The problem here lies in balance. Such fun bombast is far too few and between, and when that a) directly correlates with the theme behind the game and b) is drowned by tracks that don't stir much emotion at all (let alone evocative of Kirby), that's something of a shame.
But let us not be too harsh on Mass Attack. Any failures in visuals or sound cannot override its solid foundation in gameplay, and I ultimately forgive its missteps thanks to its one upholding of a certain Kirby creed: it remembers that Kirby games must be stuffed full of content; specifically, the mini-games. Mass Attack presents no less than six of the little buggers, and even then I pause at labeling them all as "little".

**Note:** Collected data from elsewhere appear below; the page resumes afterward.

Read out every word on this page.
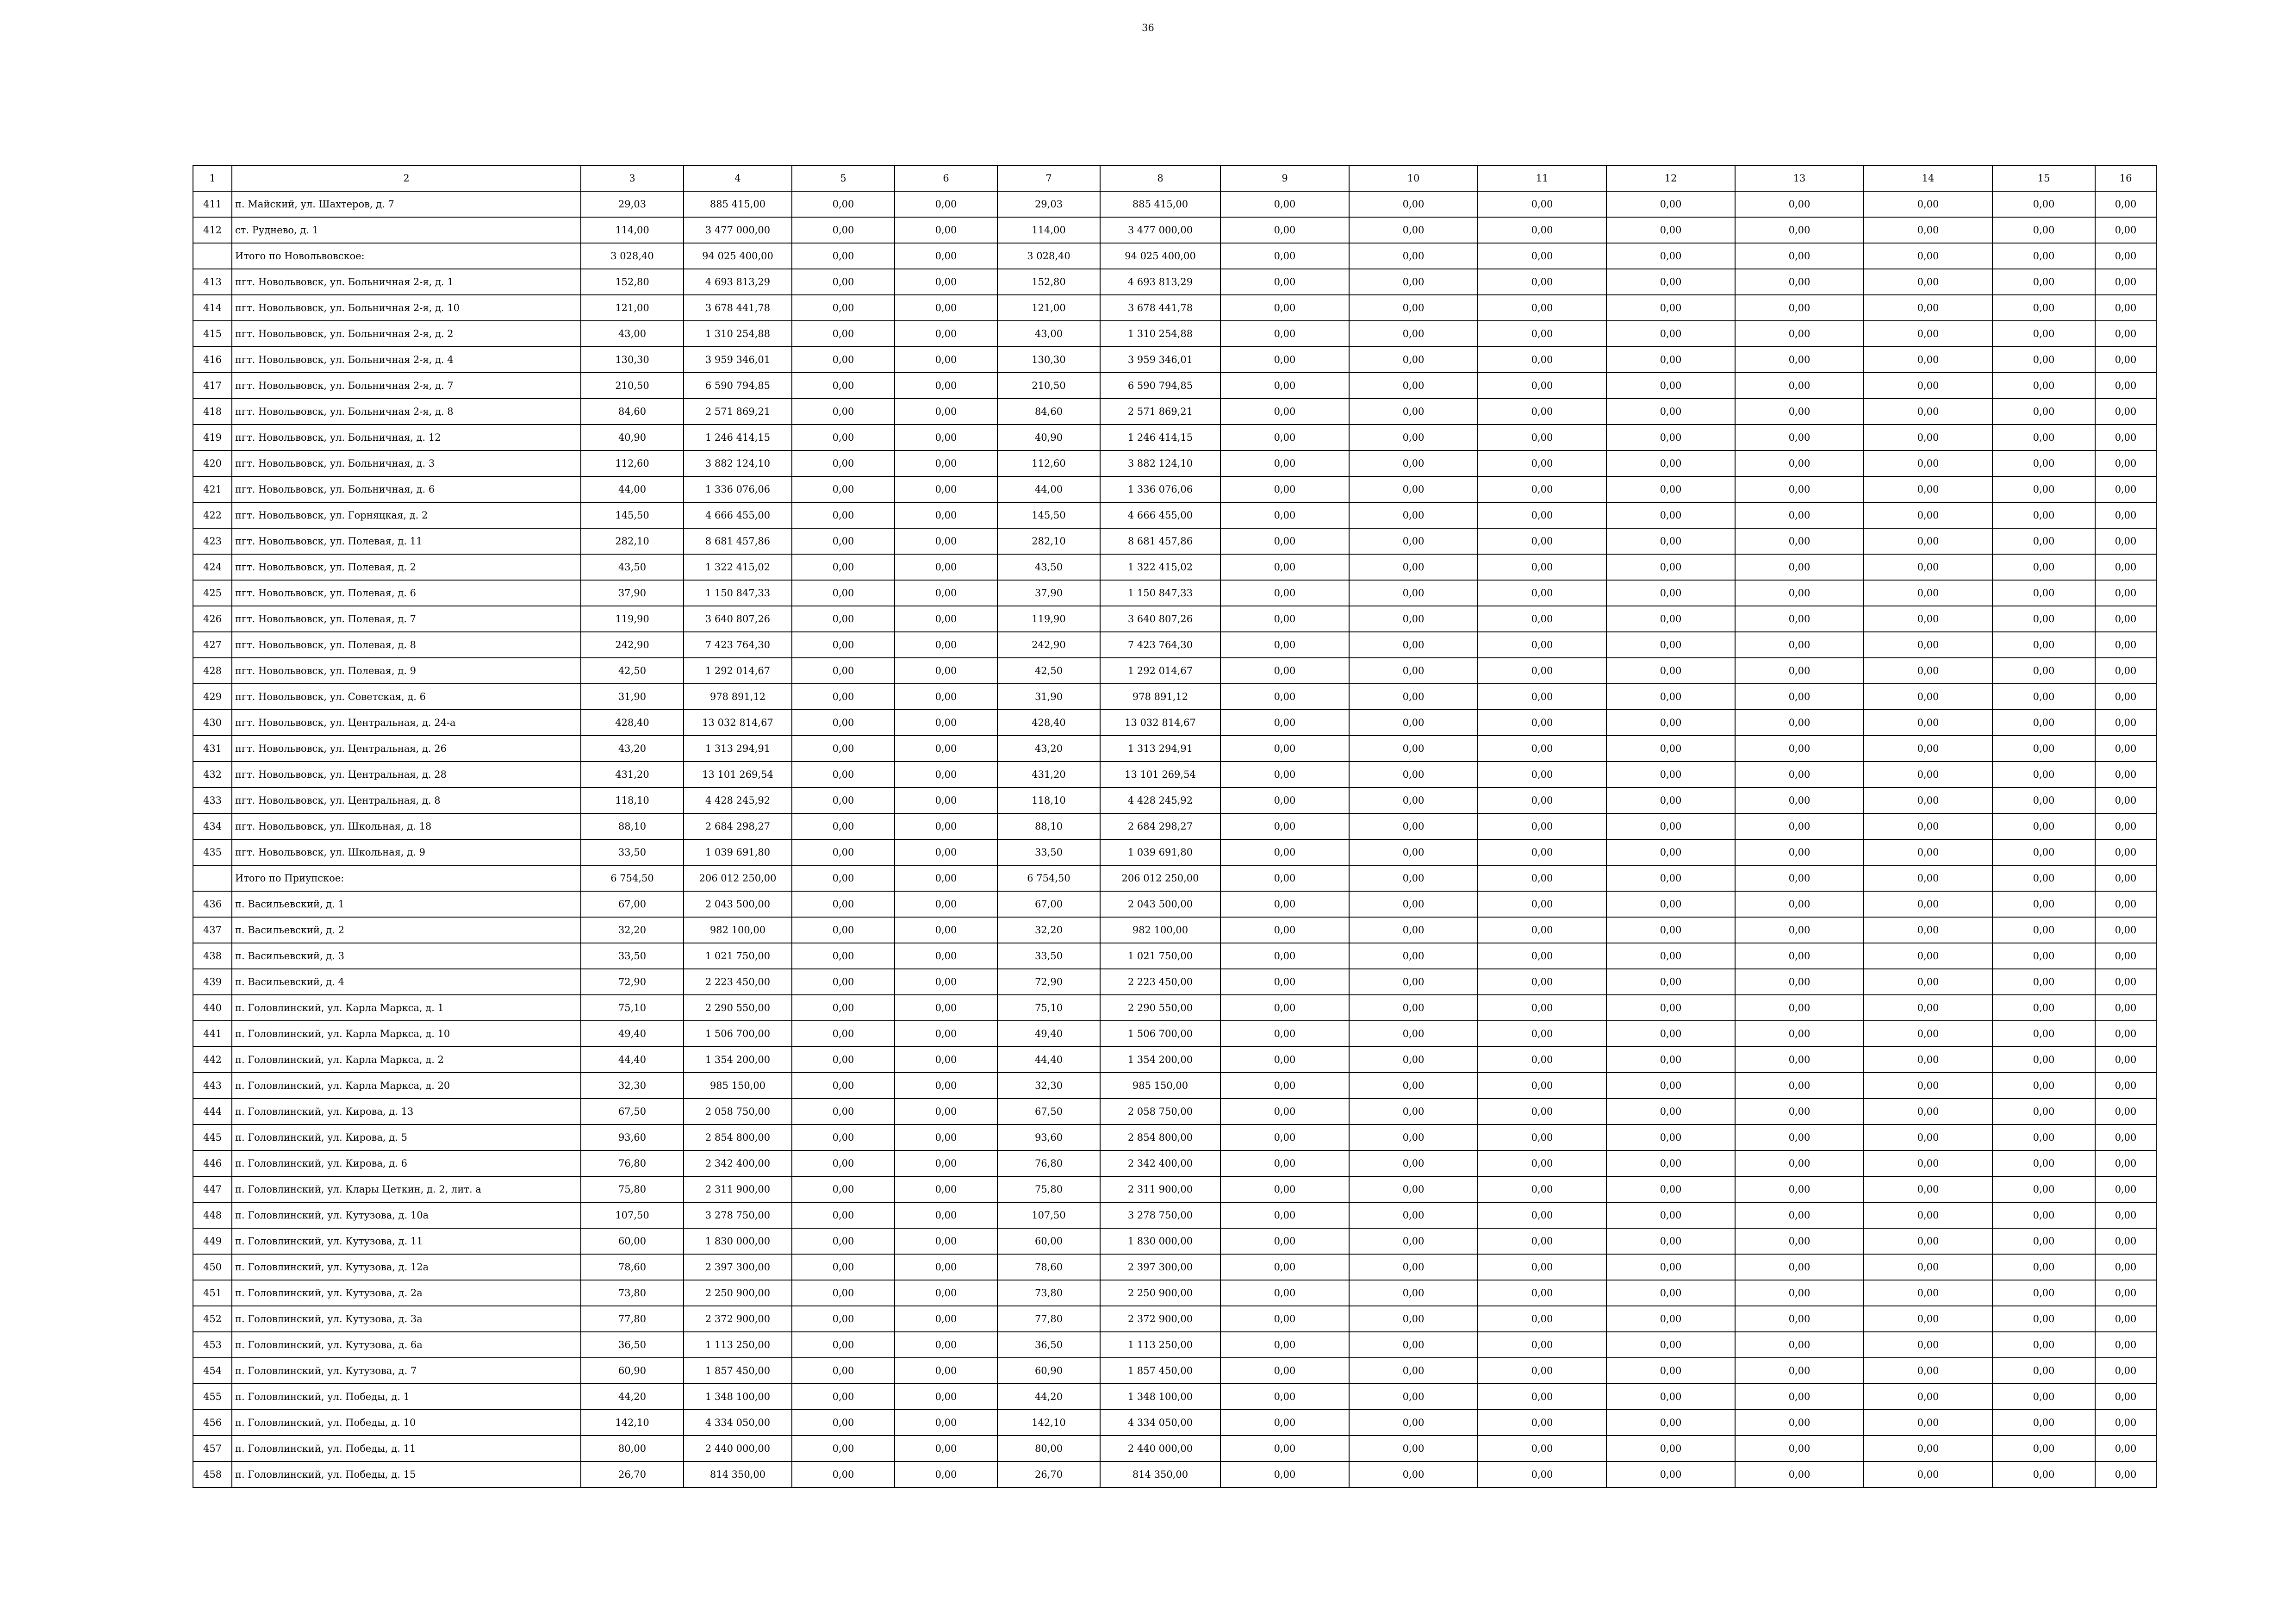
36
1	2	3	4	5	6	7	8	9	10	11	12	13	14	15	16
411	п. Майский, ул. Шахтеров, д. 7	29,03	885 415,00	0,00	0,00	29,03	885 415,00	0,00	0,00	0,00	0,00	0,00	0,00	0,00	0,00
412	ст. Руднево, д. 1	114,00	3 477 000,00	0,00	0,00	114,00	3 477 000,00	0,00	0,00	0,00	0,00	0,00	0,00	0,00	0,00
	Итого по Новольвовское:	3 028,40	94 025 400,00	0,00	0,00	3 028,40	94 025 400,00	0,00	0,00	0,00	0,00	0,00	0,00	0,00	0,00
413	пгт. Новольвовск, ул. Больничная 2-я, д. 1	152,80	4 693 813,29	0,00	0,00	152,80	4 693 813,29	0,00	0,00	0,00	0,00	0,00	0,00	0,00	0,00
414	пгт. Новольвовск, ул. Больничная 2-я, д. 10	121,00	3 678 441,78	0,00	0,00	121,00	3 678 441,78	0,00	0,00	0,00	0,00	0,00	0,00	0,00	0,00
415	пгт. Новольвовск, ул. Больничная 2-я, д. 2	43,00	1 310 254,88	0,00	0,00	43,00	1 310 254,88	0,00	0,00	0,00	0,00	0,00	0,00	0,00	0,00
416	пгт. Новольвовск, ул. Больничная 2-я, д. 4	130,30	3 959 346,01	0,00	0,00	130,30	3 959 346,01	0,00	0,00	0,00	0,00	0,00	0,00	0,00	0,00
417	пгт. Новольвовск, ул. Больничная 2-я, д. 7	210,50	6 590 794,85	0,00	0,00	210,50	6 590 794,85	0,00	0,00	0,00	0,00	0,00	0,00	0,00	0,00
418	пгт. Новольвовск, ул. Больничная 2-я, д. 8	84,60	2 571 869,21	0,00	0,00	84,60	2 571 869,21	0,00	0,00	0,00	0,00	0,00	0,00	0,00	0,00
419	пгт. Новольвовск, ул. Больничная, д. 12	40,90	1 246 414,15	0,00	0,00	40,90	1 246 414,15	0,00	0,00	0,00	0,00	0,00	0,00	0,00	0,00
420	пгт. Новольвовск, ул. Больничная, д. 3	112,60	3 882 124,10	0,00	0,00	112,60	3 882 124,10	0,00	0,00	0,00	0,00	0,00	0,00	0,00	0,00
421	пгт. Новольвовск, ул. Больничная, д. 6	44,00	1 336 076,06	0,00	0,00	44,00	1 336 076,06	0,00	0,00	0,00	0,00	0,00	0,00	0,00	0,00
422	пгт. Новольвовск, ул. Горняцкая, д. 2	145,50	4 666 455,00	0,00	0,00	145,50	4 666 455,00	0,00	0,00	0,00	0,00	0,00	0,00	0,00	0,00
423	пгт. Новольвовск, ул. Полевая, д. 11	282,10	8 681 457,86	0,00	0,00	282,10	8 681 457,86	0,00	0,00	0,00	0,00	0,00	0,00	0,00	0,00
424	пгт. Новольвовск, ул. Полевая, д. 2	43,50	1 322 415,02	0,00	0,00	43,50	1 322 415,02	0,00	0,00	0,00	0,00	0,00	0,00	0,00	0,00
425	пгт. Новольвовск, ул. Полевая, д. 6	37,90	1 150 847,33	0,00	0,00	37,90	1 150 847,33	0,00	0,00	0,00	0,00	0,00	0,00	0,00	0,00
426	пгт. Новольвовск, ул. Полевая, д. 7	119,90	3 640 807,26	0,00	0,00	119,90	3 640 807,26	0,00	0,00	0,00	0,00	0,00	0,00	0,00	0,00
427	пгт. Новольвовск, ул. Полевая, д. 8	242,90	7 423 764,30	0,00	0,00	242,90	7 423 764,30	0,00	0,00	0,00	0,00	0,00	0,00	0,00	0,00
428	пгт. Новольвовск, ул. Полевая, д. 9	42,50	1 292 014,67	0,00	0,00	42,50	1 292 014,67	0,00	0,00	0,00	0,00	0,00	0,00	0,00	0,00
429	пгт. Новольвовск, ул. Советская, д. 6	31,90	978 891,12	0,00	0,00	31,90	978 891,12	0,00	0,00	0,00	0,00	0,00	0,00	0,00	0,00
430	пгт. Новольвовск, ул. Центральная, д. 24-а	428,40	13 032 814,67	0,00	0,00	428,40	13 032 814,67	0,00	0,00	0,00	0,00	0,00	0,00	0,00	0,00
431	пгт. Новольвовск, ул. Центральная, д. 26	43,20	1 313 294,91	0,00	0,00	43,20	1 313 294,91	0,00	0,00	0,00	0,00	0,00	0,00	0,00	0,00
432	пгт. Новольвовск, ул. Центральная, д. 28	431,20	13 101 269,54	0,00	0,00	431,20	13 101 269,54	0,00	0,00	0,00	0,00	0,00	0,00	0,00	0,00
433	пгт. Новольвовск, ул. Центральная, д. 8	118,10	4 428 245,92	0,00	0,00	118,10	4 428 245,92	0,00	0,00	0,00	0,00	0,00	0,00	0,00	0,00
434	пгт. Новольвовск, ул. Школьная, д. 18	88,10	2 684 298,27	0,00	0,00	88,10	2 684 298,27	0,00	0,00	0,00	0,00	0,00	0,00	0,00	0,00
435	пгт. Новольвовск, ул. Школьная, д. 9	33,50	1 039 691,80	0,00	0,00	33,50	1 039 691,80	0,00	0,00	0,00	0,00	0,00	0,00	0,00	0,00
	Итого по Приупское:	6 754,50	206 012 250,00	0,00	0,00	6 754,50	206 012 250,00	0,00	0,00	0,00	0,00	0,00	0,00	0,00	0,00
436	п. Васильевский, д. 1	67,00	2 043 500,00	0,00	0,00	67,00	2 043 500,00	0,00	0,00	0,00	0,00	0,00	0,00	0,00	0,00
437	п. Васильевский, д. 2	32,20	982 100,00	0,00	0,00	32,20	982 100,00	0,00	0,00	0,00	0,00	0,00	0,00	0,00	0,00
438	п. Васильевский, д. 3	33,50	1 021 750,00	0,00	0,00	33,50	1 021 750,00	0,00	0,00	0,00	0,00	0,00	0,00	0,00	0,00
439	п. Васильевский, д. 4	72,90	2 223 450,00	0,00	0,00	72,90	2 223 450,00	0,00	0,00	0,00	0,00	0,00	0,00	0,00	0,00
440	п. Головлинский, ул. Карла Маркса, д. 1	75,10	2 290 550,00	0,00	0,00	75,10	2 290 550,00	0,00	0,00	0,00	0,00	0,00	0,00	0,00	0,00
441	п. Головлинский, ул. Карла Маркса, д. 10	49,40	1 506 700,00	0,00	0,00	49,40	1 506 700,00	0,00	0,00	0,00	0,00	0,00	0,00	0,00	0,00
442	п. Головлинский, ул. Карла Маркса, д. 2	44,40	1 354 200,00	0,00	0,00	44,40	1 354 200,00	0,00	0,00	0,00	0,00	0,00	0,00	0,00	0,00
443	п. Головлинский, ул. Карла Маркса, д. 20	32,30	985 150,00	0,00	0,00	32,30	985 150,00	0,00	0,00	0,00	0,00	0,00	0,00	0,00	0,00
444	п. Головлинский, ул. Кирова, д. 13	67,50	2 058 750,00	0,00	0,00	67,50	2 058 750,00	0,00	0,00	0,00	0,00	0,00	0,00	0,00	0,00
445	п. Головлинский, ул. Кирова, д. 5	93,60	2 854 800,00	0,00	0,00	93,60	2 854 800,00	0,00	0,00	0,00	0,00	0,00	0,00	0,00	0,00
446	п. Головлинский, ул. Кирова, д. 6	76,80	2 342 400,00	0,00	0,00	76,80	2 342 400,00	0,00	0,00	0,00	0,00	0,00	0,00	0,00	0,00
447	п. Головлинский, ул. Клары Цеткин, д. 2, лит. а	75,80	2 311 900,00	0,00	0,00	75,80	2 311 900,00	0,00	0,00	0,00	0,00	0,00	0,00	0,00	0,00
448	п. Головлинский, ул. Кутузова, д. 10а	107,50	3 278 750,00	0,00	0,00	107,50	3 278 750,00	0,00	0,00	0,00	0,00	0,00	0,00	0,00	0,00
449	п. Головлинский, ул. Кутузова, д. 11	60,00	1 830 000,00	0,00	0,00	60,00	1 830 000,00	0,00	0,00	0,00	0,00	0,00	0,00	0,00	0,00
450	п. Головлинский, ул. Кутузова, д. 12а	78,60	2 397 300,00	0,00	0,00	78,60	2 397 300,00	0,00	0,00	0,00	0,00	0,00	0,00	0,00	0,00
451	п. Головлинский, ул. Кутузова, д. 2а	73,80	2 250 900,00	0,00	0,00	73,80	2 250 900,00	0,00	0,00	0,00	0,00	0,00	0,00	0,00	0,00
452	п. Головлинский, ул. Кутузова, д. 3а	77,80	2 372 900,00	0,00	0,00	77,80	2 372 900,00	0,00	0,00	0,00	0,00	0,00	0,00	0,00	0,00
453	п. Головлинский, ул. Кутузова, д. 6а	36,50	1 113 250,00	0,00	0,00	36,50	1 113 250,00	0,00	0,00	0,00	0,00	0,00	0,00	0,00	0,00
454	п. Головлинский, ул. Кутузова, д. 7	60,90	1 857 450,00	0,00	0,00	60,90	1 857 450,00	0,00	0,00	0,00	0,00	0,00	0,00	0,00	0,00
455	п. Головлинский, ул. Победы, д. 1	44,20	1 348 100,00	0,00	0,00	44,20	1 348 100,00	0,00	0,00	0,00	0,00	0,00	0,00	0,00	0,00
456	п. Головлинский, ул. Победы, д. 10	142,10	4 334 050,00	0,00	0,00	142,10	4 334 050,00	0,00	0,00	0,00	0,00	0,00	0,00	0,00	0,00
457	п. Головлинский, ул. Победы, д. 11	80,00	2 440 000,00	0,00	0,00	80,00	2 440 000,00	0,00	0,00	0,00	0,00	0,00	0,00	0,00	0,00
458	п. Головлинский, ул. Победы, д. 15	26,70	814 350,00	0,00	0,00	26,70	814 350,00	0,00	0,00	0,00	0,00	0,00	0,00	0,00	0,00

To the point, the volume of function and eye candy found in the likes of Kirby Brawlball (Kirby's second take at a pinball venture), Strato Patrol EOS (a multi-pronged shoot-em'-up) and Kirby Quest (a pseudo-RPG filled to the brim with fanservice) are particularly impressive. Much like how Kirby Triple Deluxe's sub-games would go on to be eShop purchases, it's very easy to see these three games polished up for digital release, and that's not even getting into how the latter two expertly weave the main game's ten Kirbys mechanic into their own domain.
This is not to sweep the other three mini-games under the rug; as a matter of fact, I appreciate Kirby Curtain Call's hilarious efforts to screw over the player (think about it: why does it have peaches mingling with the crowd?) as well as Field Frenzy's difficulty options offering a compelling crutch for its simple concept. It's an incredibly well-rounded selection of extras, enough to possibly render it the strongest mini-game collection in Kirby history.